After the death of his master, a dog waited outside the train station every morning for 9 years until the dog itself passed away.
1. Dog name Hachiko, after the death of his master, waited outside the train station every morning for 9 years until the dog itself passed away.
2. A dog named Hachiko, after the death of the owner, is still waiting for the owner for ten years at the site every day.
Hoax or Fact:
The messages claim that a dog named Hachiko has been waiting for his dead master every day for 9 long years until the dog itself passed away. The story is a fact.
Hachiko was a male Akita breed, golden brown dog born on November 10, 1923 in a farm near Odate, a city in Akita Prefecture, Tohoku region, Japan. Hidesaburo Ueno was his master, a professor in the agriculture department at University of Tokyo who took Hachiko as a pet in the year 1924. The dog and his master became good friends and developed an attachment such that Hachiko used to greet his master at the end of each day at the nearby train station of Shibuya. This daily routine continued until May 1925, when the Professor Ueno did not return. The professor died of a cerebral hemorrhage and never returned to the train station where Hachiko was waiting for him. Every day for the next nine years, Hachiko used to wait for his master at Shibuya station in the same evening time.
People who saw the dog with his master earlier understood the faith of Hachiko for his master, and that is how the dog became famous in the country. Very soon, it became a national sensation and the people of Japan considered this as an inspiration to develop a spirit of family loyalty. However, this great dog Hachiko died on March 8, 1935, when it was found on a street in Shibuya. Scientists in the year 2011 confirmed that the dog died of terminal cancer and a filaria infection (worms). But the story of Hachiko was remembered for his remarkable loyalty to his owner, even many years after his owner's death.
Hachiko's stuffed and mounted remains after his death are kept at the National Science Museum of Japan in Tokyo. Many monuments of the dog were built in its memory across the country.

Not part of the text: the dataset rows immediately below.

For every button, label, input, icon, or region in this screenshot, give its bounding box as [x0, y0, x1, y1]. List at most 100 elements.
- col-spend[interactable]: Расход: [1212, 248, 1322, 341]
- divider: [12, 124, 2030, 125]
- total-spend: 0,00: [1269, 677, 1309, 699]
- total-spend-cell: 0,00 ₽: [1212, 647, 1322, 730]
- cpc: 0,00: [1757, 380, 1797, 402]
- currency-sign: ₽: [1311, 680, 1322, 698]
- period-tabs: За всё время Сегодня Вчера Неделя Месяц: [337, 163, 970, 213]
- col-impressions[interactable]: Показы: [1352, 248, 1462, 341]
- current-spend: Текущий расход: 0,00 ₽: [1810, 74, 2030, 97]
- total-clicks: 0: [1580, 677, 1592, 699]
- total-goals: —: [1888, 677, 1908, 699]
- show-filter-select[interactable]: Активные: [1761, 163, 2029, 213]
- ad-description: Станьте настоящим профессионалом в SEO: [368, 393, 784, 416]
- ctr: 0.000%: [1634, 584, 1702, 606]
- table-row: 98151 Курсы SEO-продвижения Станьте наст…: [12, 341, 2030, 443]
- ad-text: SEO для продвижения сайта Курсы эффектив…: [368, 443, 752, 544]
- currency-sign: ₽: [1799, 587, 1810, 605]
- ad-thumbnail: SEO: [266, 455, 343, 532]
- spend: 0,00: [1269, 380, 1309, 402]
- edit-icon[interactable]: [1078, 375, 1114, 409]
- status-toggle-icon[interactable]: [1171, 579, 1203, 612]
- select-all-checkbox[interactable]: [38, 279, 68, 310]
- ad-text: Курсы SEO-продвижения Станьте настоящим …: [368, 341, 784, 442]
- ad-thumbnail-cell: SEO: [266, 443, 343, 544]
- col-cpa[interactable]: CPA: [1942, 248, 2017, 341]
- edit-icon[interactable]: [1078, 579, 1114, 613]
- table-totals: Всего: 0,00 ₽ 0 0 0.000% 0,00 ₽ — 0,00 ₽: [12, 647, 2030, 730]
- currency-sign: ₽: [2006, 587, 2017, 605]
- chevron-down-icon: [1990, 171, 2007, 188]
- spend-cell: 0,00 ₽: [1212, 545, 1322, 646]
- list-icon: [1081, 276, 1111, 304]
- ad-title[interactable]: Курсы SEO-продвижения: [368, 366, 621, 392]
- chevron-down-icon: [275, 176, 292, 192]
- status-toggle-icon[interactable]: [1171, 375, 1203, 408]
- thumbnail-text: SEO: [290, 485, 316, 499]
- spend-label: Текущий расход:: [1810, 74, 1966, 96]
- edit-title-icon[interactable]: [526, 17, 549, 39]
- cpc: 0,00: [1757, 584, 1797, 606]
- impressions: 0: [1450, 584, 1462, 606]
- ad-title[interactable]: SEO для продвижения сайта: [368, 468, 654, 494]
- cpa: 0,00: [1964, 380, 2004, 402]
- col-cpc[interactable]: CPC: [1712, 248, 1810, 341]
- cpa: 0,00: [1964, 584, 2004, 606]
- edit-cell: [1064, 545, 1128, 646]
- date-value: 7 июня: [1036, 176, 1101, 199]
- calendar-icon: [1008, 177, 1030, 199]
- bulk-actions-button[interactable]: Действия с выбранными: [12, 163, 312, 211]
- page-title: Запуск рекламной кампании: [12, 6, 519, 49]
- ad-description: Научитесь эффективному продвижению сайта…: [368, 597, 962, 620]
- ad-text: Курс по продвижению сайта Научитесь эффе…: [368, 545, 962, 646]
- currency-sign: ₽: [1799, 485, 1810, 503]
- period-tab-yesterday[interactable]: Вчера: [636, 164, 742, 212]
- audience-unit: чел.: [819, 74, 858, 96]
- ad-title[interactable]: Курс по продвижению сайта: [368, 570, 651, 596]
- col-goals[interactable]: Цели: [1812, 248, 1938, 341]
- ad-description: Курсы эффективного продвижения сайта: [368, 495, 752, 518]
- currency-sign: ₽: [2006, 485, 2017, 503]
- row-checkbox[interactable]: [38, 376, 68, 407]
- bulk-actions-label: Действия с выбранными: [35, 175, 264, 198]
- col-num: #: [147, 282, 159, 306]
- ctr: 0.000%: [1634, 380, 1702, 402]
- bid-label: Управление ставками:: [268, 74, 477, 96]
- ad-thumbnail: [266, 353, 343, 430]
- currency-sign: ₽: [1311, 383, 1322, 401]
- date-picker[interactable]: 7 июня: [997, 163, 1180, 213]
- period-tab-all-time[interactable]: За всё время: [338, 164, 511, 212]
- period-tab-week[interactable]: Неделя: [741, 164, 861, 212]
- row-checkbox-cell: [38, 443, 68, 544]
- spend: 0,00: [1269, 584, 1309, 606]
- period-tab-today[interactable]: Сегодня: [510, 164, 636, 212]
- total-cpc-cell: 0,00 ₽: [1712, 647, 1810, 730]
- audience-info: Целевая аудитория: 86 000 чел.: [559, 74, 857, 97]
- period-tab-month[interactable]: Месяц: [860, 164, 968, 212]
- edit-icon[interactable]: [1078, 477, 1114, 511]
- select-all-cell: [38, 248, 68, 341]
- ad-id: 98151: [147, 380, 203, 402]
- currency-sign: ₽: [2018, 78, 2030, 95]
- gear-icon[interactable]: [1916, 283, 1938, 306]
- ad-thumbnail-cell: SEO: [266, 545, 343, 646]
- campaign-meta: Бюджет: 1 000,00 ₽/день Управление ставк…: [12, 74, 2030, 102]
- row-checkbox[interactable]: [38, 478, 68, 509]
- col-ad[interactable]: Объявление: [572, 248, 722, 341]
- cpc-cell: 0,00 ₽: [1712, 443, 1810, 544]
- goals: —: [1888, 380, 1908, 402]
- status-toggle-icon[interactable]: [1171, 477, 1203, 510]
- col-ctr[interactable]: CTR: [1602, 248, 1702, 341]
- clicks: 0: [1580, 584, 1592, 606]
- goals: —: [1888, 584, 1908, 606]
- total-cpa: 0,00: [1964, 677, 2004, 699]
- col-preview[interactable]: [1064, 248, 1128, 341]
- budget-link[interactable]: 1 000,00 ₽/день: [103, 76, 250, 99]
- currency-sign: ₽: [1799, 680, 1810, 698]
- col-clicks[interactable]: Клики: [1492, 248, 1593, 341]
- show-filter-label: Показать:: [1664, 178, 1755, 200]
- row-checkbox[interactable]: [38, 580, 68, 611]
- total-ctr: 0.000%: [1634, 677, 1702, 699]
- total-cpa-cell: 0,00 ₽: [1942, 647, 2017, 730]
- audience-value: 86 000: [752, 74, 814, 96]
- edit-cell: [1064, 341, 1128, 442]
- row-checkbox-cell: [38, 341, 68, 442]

The exact place where Hachiko used to wait for his master in the train station is permanently marked with bronze paw-prints and has a Japanese text written that explains his loyalty. In April 1934, while the dog was alive, a bronze statue of it was erected at the Shibuya Station, when Hachiko himself was present at the unveiling ceremony. Later in August 1948, a new statue was erected and the station entrance near this statue was named as "Hachiko-guchi", which means "The Hachiko Entrance/Exit."
This heart touching story of Hachiko and his faith for his master became so popular around the world that a Hollywood movie called "Hachi: A Dog's Tale" was made in 2009, starring the famous actor Richard Gere. The video on right shows a snapshot of the movie that pictures the faithful bonding of Hachiko and his master Ueno. In the image section below, you can find some real pictures of this legendary dog Hachiko.
This story is indeed a true symbol of eternal loyalty and friendship, something we humans should always preach.